Dès sa première page, et en illustration « du choc en retour » le livre nous introduit d'emblée dans un mode de pensée, de vision propre et de langage maori. On comprend tout de suite qu'on ne lira pas des Souvenirs de voyage, des Impressions, mais qu'on va assister a" une sorte de recréation par l'intérieur du monde polynésien. Le narrateur de l'histoire, Segalen n'indique nulle part, qu'il est lui-même maori, mais tout ce qu'il raconte, sa façon de voir et d'interpréter implique qu'il appartient à ce peuple un peuple qui s’interroge justement sur les curieux comportements et croyances des étrangers qui ont surgi : les « hommes blêmes », les européens.
« Cette nuit-là - comme tant d'autres nuits si nombreuses qu'on n'y pouvait songer sans une confusion - Térii le Récitant marchait à pas mesurés, tout au long des parvis inviolables. L'heure était propice à répéter sans trêve, afin de n'en pas omettre un mot, les beaux parlers originels : où s'enferment, assurent les maîtres, l'éclosion des mondes, la naissance des étoiles, le façonnage des vivants, les ruts et les monstrueux labeurs des dieux Maori. Et c'est affaire aux promeneurs-de-nuit, aux haèré-po à la mémoire longue, de se livrer, d'autel en autel et de sacrificateur à disciple, les histoires premières et les gestes qui ne doivent pas mourir. Aussi, dès l'ombre venue, les haèré-po se hâtent à leur tâche : de chacune des terrasses divines, de chaque maraè bâti sur le cercle du rivage, s'élève dans l'obscur un murmure monotone, qui, mêlé à la voix houleuse du récif, entoure l'île d'une ceinture de prières. »

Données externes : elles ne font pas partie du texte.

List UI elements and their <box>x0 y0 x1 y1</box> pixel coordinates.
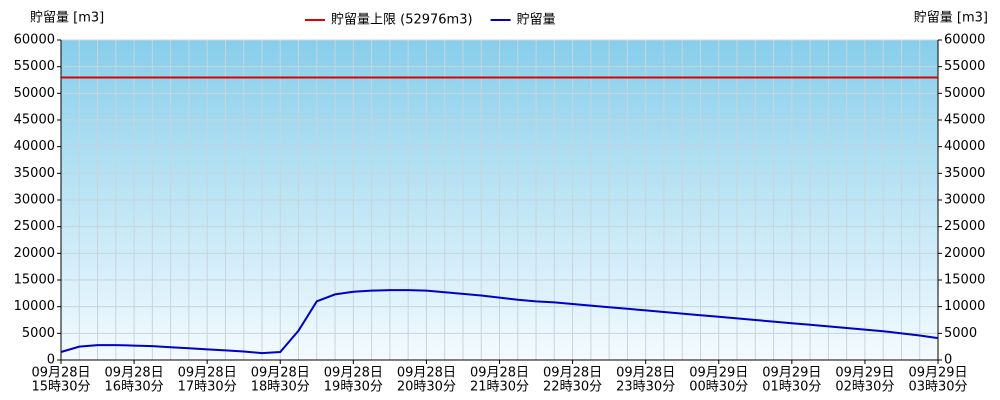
y2-tick-label: 5000 <box>944 326 977 341</box>
x-tick-label: 09月28日 <box>251 366 310 381</box>
y2-tick-label: 35000 <box>944 166 985 181</box>
y-tick-label: 5000 <box>22 326 55 341</box>
x-tick-label: 02時30分 <box>835 380 894 395</box>
y2-tick-label: 20000 <box>944 246 985 261</box>
y2-tick-label: 10000 <box>944 299 985 314</box>
x-tick-label: 20時30分 <box>397 380 456 395</box>
x-tick-label: 09月29日 <box>835 366 894 381</box>
y2-tick-label: 50000 <box>944 86 985 101</box>
x-tick-label: 09月28日 <box>543 366 602 381</box>
x-tick-label: 01時30分 <box>762 380 821 395</box>
x-tick-label: 19時30分 <box>324 380 383 395</box>
y-tick-label: 25000 <box>14 219 55 234</box>
x-tick-label: 15時30分 <box>31 380 90 395</box>
y-tick-label: 55000 <box>14 59 55 74</box>
x-tick-label: 17時30分 <box>178 380 237 395</box>
x-tick-label: 09月28日 <box>470 366 529 381</box>
y2-tick-label: 45000 <box>944 113 985 128</box>
x-tick-label: 09月29日 <box>762 366 821 381</box>
x-tick-label: 22時30分 <box>543 380 602 395</box>
y-tick-label: 15000 <box>14 273 55 288</box>
y-tick-label: 20000 <box>14 246 55 261</box>
x-tick-label: 09月28日 <box>397 366 456 381</box>
x-tick-label: 18時30分 <box>251 380 310 395</box>
y-tick-label: 10000 <box>14 299 55 314</box>
y-tick-label: 35000 <box>14 166 55 181</box>
x-tick-label: 03時30分 <box>908 380 967 395</box>
y-tick-label: 30000 <box>14 193 55 208</box>
y-tick-label: 50000 <box>14 86 55 101</box>
x-tick-label: 09月28日 <box>31 366 90 381</box>
x-tick-label: 16時30分 <box>105 380 164 395</box>
y-tick-label: 45000 <box>14 113 55 128</box>
y2-tick-label: 30000 <box>944 193 985 208</box>
x-tick-label: 09月28日 <box>105 366 164 381</box>
x-tick-label: 09月29日 <box>689 366 748 381</box>
x-tick-label: 09月28日 <box>324 366 383 381</box>
y-axis-title: 貯留量 [m3] <box>30 11 104 26</box>
y2-tick-label: 25000 <box>944 219 985 234</box>
x-tick-label: 00時30分 <box>689 380 748 395</box>
y-tick-label: 0 <box>47 353 55 368</box>
y2-tick-label: 0 <box>944 353 952 368</box>
data-line <box>60 289 939 355</box>
y2-axis-title: 貯留量 [m3] <box>914 11 988 26</box>
x-tick-label: 23時30分 <box>616 380 675 395</box>
x-tick-label: 21時30分 <box>470 380 529 395</box>
x-tick-label: 09月29日 <box>908 366 967 381</box>
x-tick-label: 09月28日 <box>178 366 237 381</box>
legend-label: 貯留量上限 (52976m3) <box>331 13 473 28</box>
y2-tick-label: 40000 <box>944 139 985 154</box>
y-tick-label: 40000 <box>14 139 55 154</box>
x-tick-label: 09月28日 <box>616 366 675 381</box>
y2-tick-label: 55000 <box>944 59 985 74</box>
y-tick-label: 60000 <box>14 33 55 48</box>
y2-tick-label: 15000 <box>944 273 985 288</box>
legend-label: 貯留量 <box>517 13 556 28</box>
y2-tick-label: 60000 <box>944 33 985 48</box>
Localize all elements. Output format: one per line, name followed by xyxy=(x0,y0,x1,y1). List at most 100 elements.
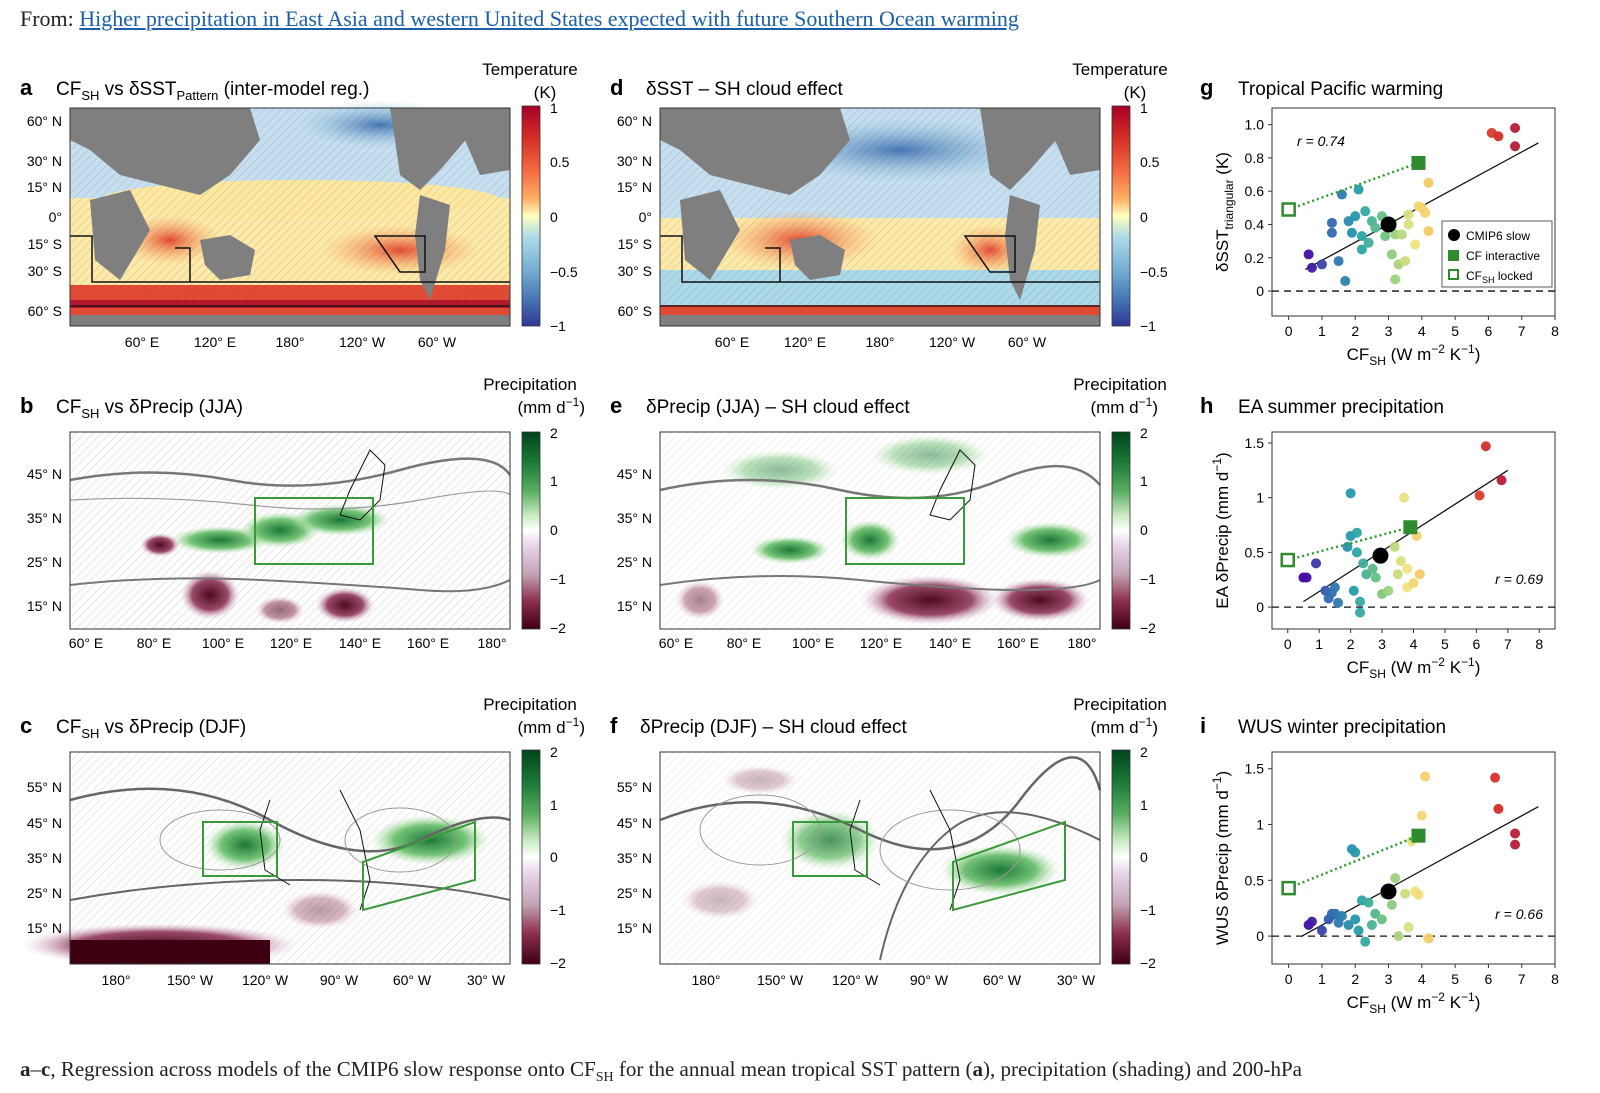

« Térii ne tenait point le rang premier parmi ses compagnons, sur la terre Tahiti; ni même dans sa propre vallée; bien que son nom « Térii a Paraiï-rahi » * annonçât « Le chef au grand-Parler ». Mais les noms déçoivent autant que les dieux de bas ordre. On le croyait fils de Tévatané, le porte-idoles de la rive Hitia, ou bien de Véhiatua no Téahupoô, celui qui batailla dans la presqu'île. On lui connaissait d'autres pères encore; ou plutôt des parents nourriciers entre lesquels il avait partagé son enfance. Le plus lointain parmi ses souvenirs lui racontait l'atterrissage, dans la baie Matavaï, de la grande pirogue sans balancier ni pagayeurs, dont le chef se nommait Tuti. C'était un de ces étrangers à la peau blême, de l'espèce qu'on dit « Piritané » (il s’agit d’un britannique) Tuti frayait avec les anciens Maîtres. Bien qu'il eût promis son retour, on ne le vit point revenir : dans une autre île maori, le peuple l'avait adoré comme un atua durant deux lunaisons, et puis, aux premiers jours de la troisième, dépecé avec respect afin de vénérer ses os ».
« Térii ne cherchait point à dénombrer les saisons depuis lors écoulées; ni combien de fois on avait crié les adieux au soleil fécondateur. - Les hommes blêmes ont seuls cette manie baroque de compter, avec grand soin, les années enfuies depuis leur naissance, et d'estimer, à chaque lune, ce qu'ils appellent « leur âge présent » ! Autant mesurer des milliers de pas sur la peau changeante de la mer... Il suffit de sentir son corps agile, ses membres alertes, ses désirs nombreux, prompts et sûrs, sans s'inquiéter du ciel qui tourne et des lunes qui périssent. » ….victor segalen. les immemoriaux.